ST. LOUIS - If youth hockey teams in St. Louis are a little tougher to play against this season, here’s why: they’ve been getting tips advice from the St. Louis Blues coaching staff.
Head Coach Ken Hitchcock and his staff are conducting free coaching clinics over the next several weeks to area youth, high school and travel coaches at Peabody Opera House. More than 70 coaches registered to attend the clinics.
“Being a coach is a big deal,” Hitchcock said during his presentation Wednesday at Peabody Opera House. “You have an awesome responsibility and you have to take it seriously every day.”
No one would know that better than Hitchcock, who ranks fourth all-time among NHL coaches with 757 wins. In 20 seasons behind an NHL bench, Hitchcock has led his teams to 14 Stanley Cup Playoff appearances and eight division titles. He won the Stanley Cup in 1999 and earned the NHL’s Jack Adams Award as coach of the year in 2012.
“The first coaching clinic I went to was in 1982 and it changed everything I did in hockey,” Hitchcock recalls. “I was a coach that had no technical knowledge and all my philosophy was based on hard work, outwork the other team. I had no plan, no system. I left the clinic after three days with a total plan of how to play the game and I carried that plan with me for over 20 years.”

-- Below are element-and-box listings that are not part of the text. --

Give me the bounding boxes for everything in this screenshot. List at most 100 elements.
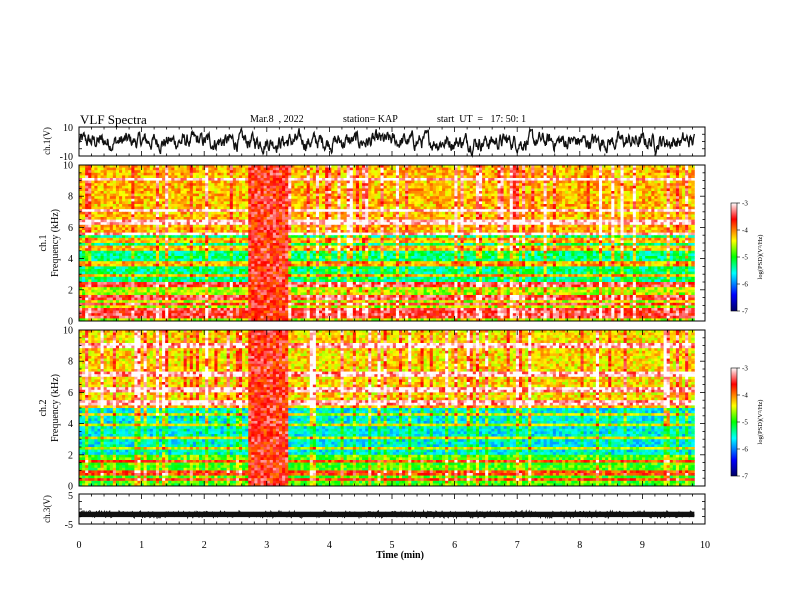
spectrogram-cell [598, 178, 603, 181]
spectrogram-cell [183, 224, 188, 228]
spectrogram-cell [663, 204, 668, 207]
spectrogram-cell [97, 222, 101, 226]
ch1-ytick-top: 10 [63, 123, 73, 134]
spectrogram-cell [509, 217, 514, 220]
spectrogram-cell [223, 180, 228, 184]
spectrogram-cell [155, 191, 160, 194]
spectrogram-cell [531, 167, 535, 171]
spectrogram-cell [282, 224, 286, 228]
spectrogram-cell [663, 222, 668, 226]
spectrogram-cell [540, 175, 544, 179]
spectrogram-cell [438, 224, 443, 228]
spectrogram-cell [278, 170, 283, 174]
spectrogram-cell [266, 222, 271, 226]
spectrogram-cell [362, 222, 366, 226]
spectrogram-cell [159, 211, 163, 215]
spectrogram-cell [186, 196, 191, 200]
spectrogram-cell [223, 198, 228, 202]
spectrogram-cell [494, 185, 498, 189]
spectrogram-cell [635, 188, 640, 192]
spectrogram-cell [229, 209, 234, 213]
spectrogram-cell [592, 217, 597, 220]
spectrogram-cell [472, 172, 477, 176]
spectrogram-cell [309, 191, 314, 194]
spectrogram-cell [186, 183, 191, 187]
spectrogram-cell [300, 183, 305, 187]
spectrogram-cell [688, 167, 692, 171]
spectrogram-cell [669, 188, 674, 192]
spectrogram-cell [666, 198, 671, 202]
spectrogram-cell [294, 224, 298, 228]
spectrogram-cell [546, 178, 551, 181]
spectrogram-cell [137, 201, 141, 205]
spectrogram-cell [352, 224, 357, 228]
spectrogram-cell [414, 180, 418, 184]
spectrogram-cell [343, 214, 348, 218]
spectrogram-cell [494, 191, 498, 194]
spectrogram-cell [195, 175, 200, 179]
spectrogram-cell [220, 165, 225, 168]
spectrogram-cell [198, 201, 203, 205]
spectrogram-cell [358, 198, 363, 202]
spectrogram-cell [260, 198, 265, 202]
spectrogram-cell [402, 211, 406, 215]
spectrogram-cell [189, 183, 194, 187]
spectrogram-cell [552, 222, 557, 226]
spectrogram-cell [472, 211, 477, 215]
spectrogram-cell [146, 185, 151, 189]
spectrogram-cell [195, 211, 200, 215]
spectrogram-cell [531, 214, 535, 218]
spectrogram-cell [106, 175, 111, 179]
spectrogram-cell [558, 222, 563, 226]
spectrogram-cell [586, 170, 591, 174]
spectrogram-cell [678, 185, 683, 189]
spectrogram-cell [171, 183, 175, 187]
spectrogram-cell [122, 227, 126, 231]
spectrogram-cell [395, 185, 400, 189]
spectrogram-cell [463, 222, 468, 226]
spectrogram-cell [140, 217, 145, 220]
spectrogram-cell [380, 188, 385, 192]
spectrogram-cell [635, 201, 640, 205]
spectrogram-cell [562, 170, 566, 174]
spectrogram-cell [180, 170, 185, 174]
spectrogram-cell [112, 172, 117, 176]
spectrogram-cell [549, 206, 554, 210]
spectrogram-cell [143, 211, 148, 215]
spectrogram-cell [629, 222, 634, 226]
spectrogram-cell [565, 211, 569, 215]
spectrogram-cell [106, 191, 111, 194]
spectrogram-cell [272, 217, 277, 220]
spectrogram-cell [672, 219, 677, 223]
spectrogram-cell [106, 198, 111, 202]
spectrogram-cell [165, 204, 169, 207]
spectrogram-cell [217, 214, 221, 218]
spectrogram-cell [309, 224, 314, 228]
spectrogram-cell [660, 224, 664, 228]
spectrogram-cell [475, 204, 480, 207]
spectrogram-cell [537, 201, 541, 205]
spectrogram-cell [645, 217, 649, 220]
spectrogram-cell [238, 167, 243, 171]
spectrogram-cell [325, 172, 329, 176]
spectrogram-cell [454, 167, 458, 171]
spectrogram-cell [678, 211, 683, 215]
spectrogram-cell [202, 227, 206, 231]
spectrogram-cell [134, 180, 138, 184]
spectrogram-cell [352, 167, 357, 171]
spectrogram-cell [303, 211, 308, 215]
spectrogram-cell [355, 198, 360, 202]
spectrogram-cell [617, 224, 621, 228]
spectrogram-cell [651, 172, 655, 176]
spectrogram-cell [82, 227, 86, 231]
spectrogram-cell [577, 180, 581, 184]
spectrogram-cell [500, 167, 504, 171]
spectrogram-cell [131, 185, 135, 189]
spectrogram-cell [337, 206, 341, 210]
spectrogram-cell [525, 224, 529, 228]
spectrogram-cell [426, 185, 431, 189]
spectrogram-cell [266, 178, 271, 181]
spectrogram-cell [377, 214, 381, 218]
spectrogram-cell [475, 198, 480, 202]
spectrogram-cell [371, 211, 375, 215]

Coaches attending the clinics will also get presentations from Associate Coach Mike Yeo (power play), Assistant Coaches Ray Bennett (penalty kill), Rick Wilson (defense), Steve Thomas (forwards), Goalie Coach Jim Corsi (goalies) and Video Coach Sean Ferrell (skating skill development).
“As somebody who has coached for 35 years, I can really appreciate the involvement by the Blues,” said Dave Garth, who coaches hockey at Webster High School. “The Blues are doing well, and they’re still staying involved in the amateur hockey community. I’ve come to clinics like this before, and it’s great what the Blues are doing for amateur hockey.”
“Everybody has information, everybody is going to talk about technical information and how to teach, but these clinics show the big picture part of what it means to be a coach,” Hitchcock said. “I hope they leave here with a clear understanding of the responsibility that is ahead of them.
“We’ve gained the knowledge by going to clinics all over the world, and I think it’s on us to pass it on to them.”